(I received this book from WaterBrook Press free through Goodreads.com. I appreciate their generosity, but my opinions cannot be swayed.)
When first reading the description of The Crossing, it sounded intriguing. Years ago, at a railroad crossing, a gun-wielding man got on a bus coming back from a high school football game. He shot one of the players in the arm and killed the young cheerleading coach. Many years later, the assistant DA husband of one of the girls who was on the bus, along with the football player--who has now become a police officer--reopen the case to try to get to the bottom of things. The premise sounded good...what I didn't notice was the last bit of the description: "As the Campbells and Casio teeter on the bring of losing everything, will they be able to discover that what begins at the crossing ends at the cross?"
Yes, I had somehow gotten myself involved with contemporary Christian literature by mistake. "Well," I figured, "too late to do anything about this now. Might as well read the book. The premise is still fairly interesting." As it turns out, this was not a bad book at all. It was just not a good book for me.

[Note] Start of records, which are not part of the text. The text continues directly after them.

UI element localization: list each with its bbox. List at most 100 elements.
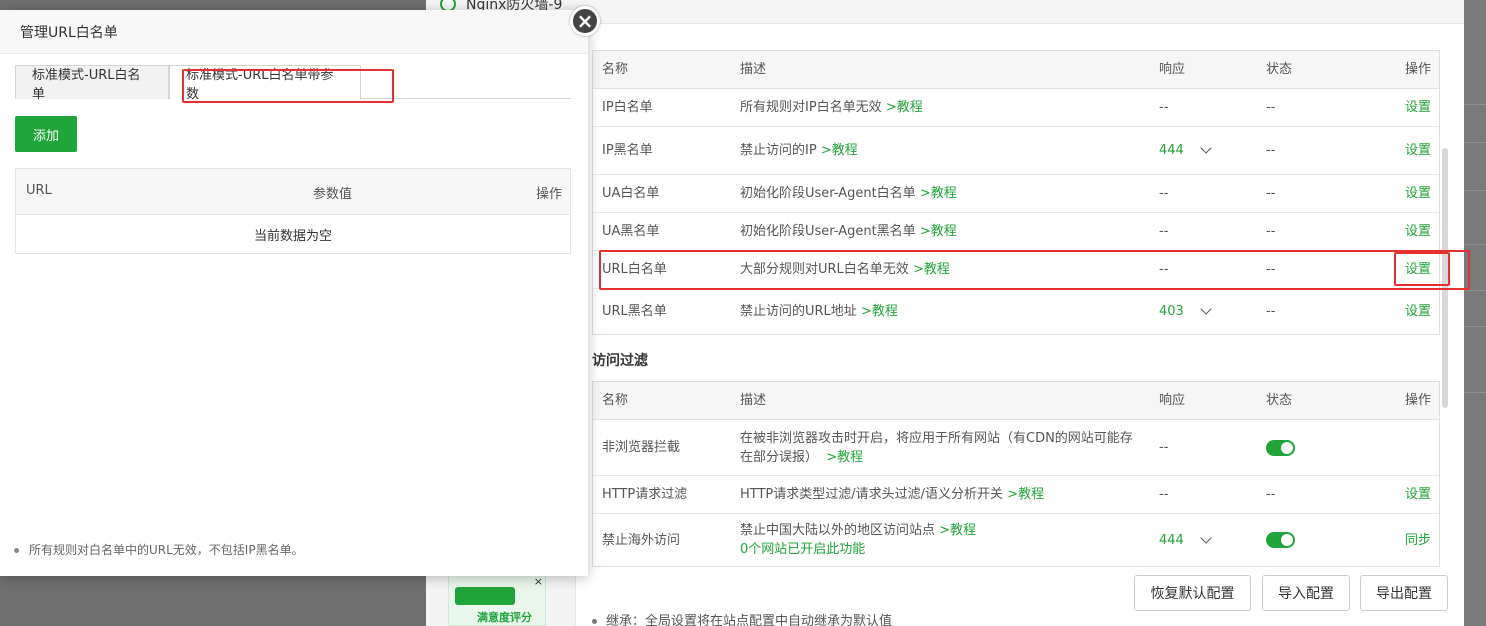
rule-desc-text: 禁止中国大陆以外的地区访问站点 xyxy=(740,523,936,538)
url-whitelist-settings-link[interactable]: 设置 xyxy=(1371,251,1431,288)
response-select[interactable]: 403 xyxy=(1159,289,1249,334)
tab-standard-url-whitelist-params[interactable]: 标准模式-URL白名单带参数 xyxy=(169,65,361,102)
settings-link[interactable]: 设置 xyxy=(1371,127,1431,174)
rule-name: IP黑名单 xyxy=(602,143,653,158)
rule-desc: 在被非浏览器攻击时开启，将应用于所有网站（有CDN的网站可能存 在部分误报） >… xyxy=(740,420,1150,475)
status-toggle[interactable] xyxy=(1266,532,1295,548)
rule-desc-text: 初始化阶段User-Agent白名单 xyxy=(740,186,916,201)
bullet xyxy=(592,619,597,624)
header-state: 状态 xyxy=(1266,62,1293,77)
table-row: UA黑名单 初始化阶段User-Agent黑名单 >教程 -- -- 设置 xyxy=(593,213,1439,251)
tutorial-link[interactable]: >教程 xyxy=(939,523,976,538)
divider xyxy=(1464,392,1486,393)
rule-name: URL黑名单 xyxy=(602,304,667,319)
export-config-button[interactable]: 导出配置 xyxy=(1360,575,1448,611)
scrollbar[interactable] xyxy=(1442,148,1448,408)
divider xyxy=(1464,142,1486,143)
tutorial-link[interactable]: >教程 xyxy=(1007,485,1044,504)
rule-resp: -- xyxy=(1159,262,1169,277)
header-op: 操作 xyxy=(1404,393,1431,408)
rule-desc: HTTP请求类型过滤/请求头过滤/语义分析开关 >教程 xyxy=(740,476,1150,513)
promo-graphic xyxy=(455,587,515,605)
satisfaction-promo[interactable]: × 满意度评分 xyxy=(448,574,546,626)
add-button[interactable]: 添加 xyxy=(15,116,77,152)
access-filter-table: 名称 描述 响应 状态 操作 非浏览器拦截 在被非浏览器攻击时开启，将应用于所有… xyxy=(592,381,1440,567)
import-config-button[interactable]: 导入配置 xyxy=(1262,575,1350,611)
settings-link[interactable]: 设置 xyxy=(1371,213,1431,250)
rule-state: -- xyxy=(1266,262,1276,277)
table-row: UA白名单 初始化阶段User-Agent白名单 >教程 -- -- 设置 xyxy=(593,175,1439,213)
rule-state: -- xyxy=(1266,143,1276,158)
rule-name: UA白名单 xyxy=(602,186,660,201)
table-row: IP白名单 所有规则对IP白名单无效 >教程 -- -- 设置 xyxy=(593,89,1439,127)
dialog-title: 管理URL白名单 xyxy=(0,10,588,54)
rule-desc: 初始化阶段User-Agent黑名单 >教程 xyxy=(740,213,1150,250)
rule-state: -- xyxy=(1266,100,1276,115)
dialog-note: 所有规则对白名单中的URL无效，不包括IP黑名单。 xyxy=(14,541,304,558)
promo-label: 满意度评分 xyxy=(477,611,532,624)
rule-desc: 禁止中国大陆以外的地区访问站点 >教程 0个网站已开启此功能 xyxy=(740,514,1150,566)
tutorial-link[interactable]: >教程 xyxy=(913,260,950,279)
enabled-sites-count: 0个网站已开启此功能 xyxy=(740,542,866,557)
table-row: 非浏览器拦截 在被非浏览器攻击时开启，将应用于所有网站（有CDN的网站可能存 在… xyxy=(593,420,1439,476)
settings-link[interactable]: 设置 xyxy=(1371,89,1431,126)
rule-resp: -- xyxy=(1159,487,1169,502)
rule-desc-line2: 在部分误报） xyxy=(740,449,819,465)
settings-link[interactable]: 设置 xyxy=(1371,476,1431,513)
table-header: 名称 描述 响应 状态 操作 xyxy=(593,51,1439,89)
close-icon[interactable]: × xyxy=(570,6,600,36)
header-op: 操作 xyxy=(535,187,562,202)
chevron-down-icon xyxy=(1200,531,1212,544)
table-row: URL黑名单 禁止访问的URL地址 >教程 403 -- 设置 xyxy=(593,289,1439,334)
settings-link[interactable]: 设置 xyxy=(1371,175,1431,212)
divider xyxy=(1464,290,1486,291)
sync-link[interactable]: 同步 xyxy=(1371,514,1431,566)
response-code: 444 xyxy=(1159,143,1184,158)
header-op: 操作 xyxy=(1404,62,1431,77)
header-name: 名称 xyxy=(602,393,629,408)
rule-desc-text: 禁止访问的URL地址 xyxy=(740,304,857,319)
tutorial-link[interactable]: >教程 xyxy=(821,141,858,160)
rule-name: URL白名单 xyxy=(602,262,667,277)
divider xyxy=(1464,326,1486,327)
table-row: HTTP请求过滤 HTTP请求类型过滤/请求头过滤/语义分析开关 >教程 -- … xyxy=(593,476,1439,514)
response-code: 444 xyxy=(1159,532,1184,548)
response-select[interactable]: 444 xyxy=(1159,127,1249,174)
settings-link[interactable]: 设置 xyxy=(1371,289,1431,334)
rule-desc-text: 所有规则对IP白名单无效 xyxy=(740,100,882,115)
tutorial-link[interactable]: >教程 xyxy=(920,222,957,241)
tutorial-link[interactable]: >教程 xyxy=(920,184,957,203)
rule-state: -- xyxy=(1266,487,1276,502)
rule-desc-line2-wrap: 在部分误报） >教程 xyxy=(740,448,863,467)
header-desc: 描述 xyxy=(740,62,767,77)
section-title: 访问过滤 xyxy=(592,353,648,369)
divider xyxy=(1464,244,1486,245)
url-whitelist-dialog: 管理URL白名单 × 标准模式-URL白名单 标准模式-URL白名单带参数 添加… xyxy=(0,6,600,576)
rule-resp: -- xyxy=(1159,186,1169,201)
status-toggle[interactable] xyxy=(1266,439,1295,456)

The characters are all right, though it's a little tough when the introduction to one of the protagonists (Casio, the former-football-player-turned-cop) begins with him raping and beating the crap out of his girlfriend. Apparently, his experiences back on the bus have led to a life of untamed rage (though I found myself wondering if perhaps some of his rage was due to having been named after a cheap brand of plastic keyboard). Claudia, the other main character, is also a wreck--the teacher killed had been her best friend, and she knows some secrets about the possible motive. Her husband Vic, the assistant DA, opens the case to try and bring Claudia peace, but finds that his help is just making everything worse. Luckily, he is understanding of her issues, because he is almost too perfect to be true. Narration is also provided by BJ, the teacher who died. The shifting perspectives actually work pretty well, and provide a variety of ways to look at the story.
The story itself is all right, though there are many diversions from the heart of the mystery, instead focusing on Claudia's relationships with Vic and God, and also on Casio's relationship with his girlfriend Hannah. I often found myself bored with Claudia and her philosophical and theological tangents. The author tried to bring in some other issues, including her relationship with her pastor father and critical mother, but I found those mostly distracting. Another problem was that the stakes for the characters never got very high. The plot plodded along as Vic and Casio investigate the old case, but really no one is ever in danger, and aside from possible closure, there is no real drive to solve this murder. The only real shock in the whole novel doesn't even have anything to do with the murder. Personally, I didn't find "Will Claudia be able to reconnect with her husband AND God?" to be a particularly pressing motivation to keep reading.
As I said, I am sure there are people who would enjoy this book. It is well-written, and the characters were for the most part reasonably realistic and interesting. However, my lack of interest in the Christian aspect of the story served as a major turn off for me.